Thank you for dropping by today and I hope you have collected the Awesome Blog award to put on your lovely blog.

"Prof. Kitty" said...

Have you heard of orthorexia? It's an eating disorder typified by obsession with having only the healthiest foods. I think I've dabbled in it a few times and it felt like a real thing--like my brain was overtaken by some strict grumpy spirit of "health" that made me exercise a lot and eat only from a prescribed list, etc. It did go away each time, because in the end eating that way was boring and unsatisfying. Whether you'd say something? Has it been more than 6 months? That's how long it took me to get bored and start eating more moderately again. It's an arbitrary number though. If this really is a disorder, maybe the person needs help. If it's more of a "fad," then the type of person that likes fads might move on to a new fad by him/herself. ...? You were also wondering how these things start, I wonder that too. Maybe a resolution to be healthy that went overboard? Or looking in the mirror at the wrong angle and being just appalled? I def. believe in a food-mood connection too--desiring to be ascetic in the food world might match some self-effacing desires elsewhere in life.

Rita said...

What an interesting post. I have to admit I spent most of my life trying to feed my family and eating healthy;counting calories, watching the cholestrol; I studied the charts and the pyramids.
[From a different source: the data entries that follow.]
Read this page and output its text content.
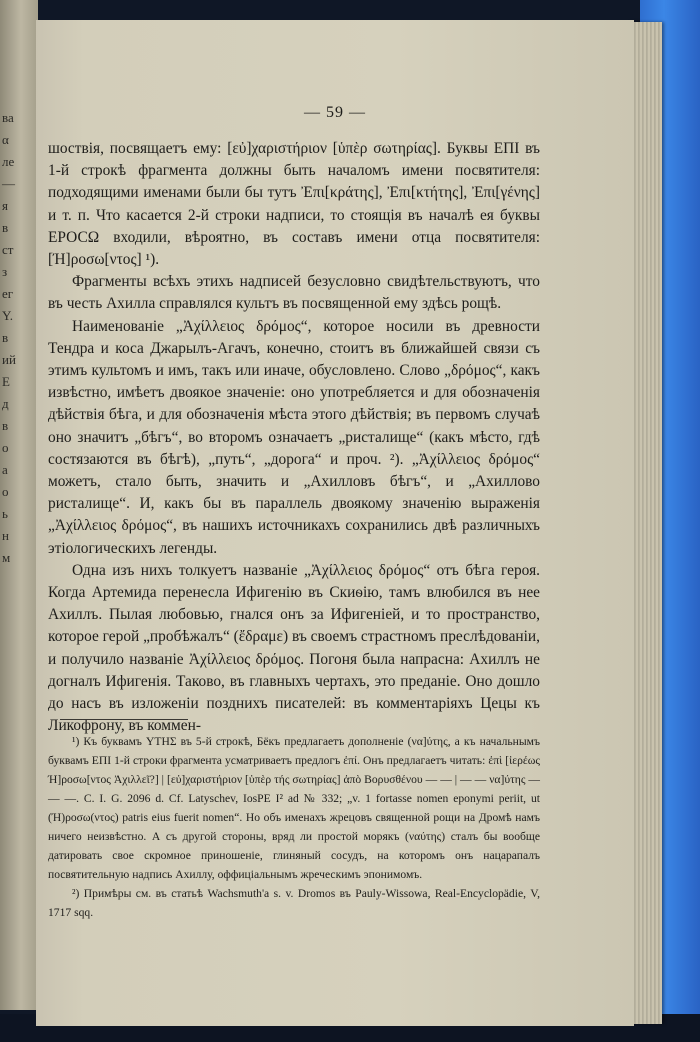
ва
α
ле
—
я
в
ст
з
ег
Y.
в
ий
Е
д
в
о
а
о
ь
н
м
— 59 —

шоствія, посвящаетъ ему: [εὐ]χαριστήριον [ὑπὲρ σωτηρίας]. Буквы ЕПІ въ 1-й строкѣ фрагмента должны быть началомъ имени посвятителя: подходящими именами были бы тутъ Ἐπι[κράτης], Ἐπι[κτήτης], Ἐπι[γένης] и т. п. Что касается 2-й строки надписи, то стоящія въ началѣ ея буквы ЕРОСΩ входили, вѣроятно, въ составъ имени отца посвятителя: [Ή]ροσω[ντος] ¹).

Фрагменты всѣхъ этихъ надписей безусловно свидѣтельствуютъ, что въ честь Ахилла справлялся культъ въ посвященной ему здѣсь рощѣ.

Наименованіе „Ἀχίλλειος δρόμος“, которое носили въ древности Тендра и коса Джарылъ-Агачъ, конечно, стоитъ въ ближайшей связи съ этимъ культомъ и имъ, такъ или иначе, обусловлено. Слово „δρόμος“, какъ извѣстно, имѣетъ двоякое значеніе: оно употребляется и для обозначенія дѣйствія бѣга, и для обозначенія мѣста этого дѣйствія; въ первомъ случаѣ оно значитъ „бѣгъ“, во второмъ означаетъ „ристалище“ (какъ мѣсто, гдѣ состязаются въ бѣгѣ), „путь“, „дорога“ и проч. ²). „Ἀχίλλειος δρόμος“ можетъ, стало быть, значить и „Ахилловъ бѣгъ“, и „Ахиллово ристалище“. И, какъ бы въ параллель двоякому значенію выраженія „Ἀχίλλειος δρόμος“, въ нашихъ источникахъ сохранились двѣ различныхъ этіологическихъ легенды.

Одна изъ нихъ толкуетъ названіе „Ἀχίλλειος δρόμος“ отъ бѣга героя. Когда Артемида перенесла Ифигенію въ Скиѳію, тамъ влюбился въ нее Ахиллъ. Пылая любовью, гнался онъ за Ифигеніей, и то пространство, которое герой „пробѣжалъ“ (ἔδραμε) въ своемъ страстномъ преслѣдованіи, и получило названіе Ἀχίλλειος δρόμος. Погоня была напрасна: Ахиллъ не догналъ Ифигенія. Таково, въ главныхъ чертахъ, это преданіе. Оно дошло до насъ въ изложеніи позднихъ писателей: въ комментаріяхъ Цецы къ Ликофрону, въ коммен-

¹) Къ буквамъ ΥΤΗΣ въ 5-й строкѣ, Бёкъ предлагаетъ дополненіе (να]ύτης, а къ начальнымъ буквамъ ЕПІ 1-й строки фрагмента усматриваетъ предлогъ ἐπί. Онъ предлагаетъ читать: ἐπὶ [ἱερέως Ή]ροσω[ντος Ἀχιλλεῖ?] | [εὐ]χαριστήριον [ὑπὲρ τής σωτηρίας] ἀπὸ Βορυσθένου — — | — — να]ύτης — — —. C. I. G. 2096 d. Cf. Latyschev, IosPE I² ad № 332; „v. 1 fortasse nomen eponymi periit, ut (Ή)ροσω(ντος) patris eius fuerit nomen“. Но объ именахъ жрецовъ священной рощи на Дромѣ намъ ничего неизвѣстно. А съ другой стороны, вряд ли простой морякъ (ναύτης) сталъ бы вообще датировать свое скромное приношеніе, глиняный сосудъ, на которомъ онъ нацарапалъ посвятительную надпись Ахиллу, оффиціальнымъ жреческимъ эпонимомъ.

²) Примѣры см. въ статьѣ Wachsmuth'а s. v. Dromos въ Pauly-Wissowa, Real-Encyclopädie, V, 1717 sqq.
But I can honetly say I don't think it stopped me from still keeping it all in perpective.I did my beat to make my food interesting. I edned up with 4 boys who love to eat and cook the healthy way.

ValleyWriter said...

Prof. Kitty - You make several interesting points. I never considered rigidness/austerity in diet corresponding to other issues in one's life... "Food for thought" for sure!

David L Macaulay said...

Interesting post. I think there is a line. But why is it that all teh bad things taste the best?

Lin Ann said...

I think it's important to be a conscious eater, and agree it could become obsessive. We try our best to be conscious about our food choices, I think it's important to teach my children about real food, since it seems to be harder and harder to find in stores these days! But I don't mind a few processed snacks here and there or a pizza, etc. As long as it's not every meal, breakfast, lunch, dinner, snacks that's processed. I think it's unfortunate that too many people are eating that way and the demand creates poor food manufacturing. And while I do my best to feed my family healthy meals, I don't impose it on anyone else. Great post!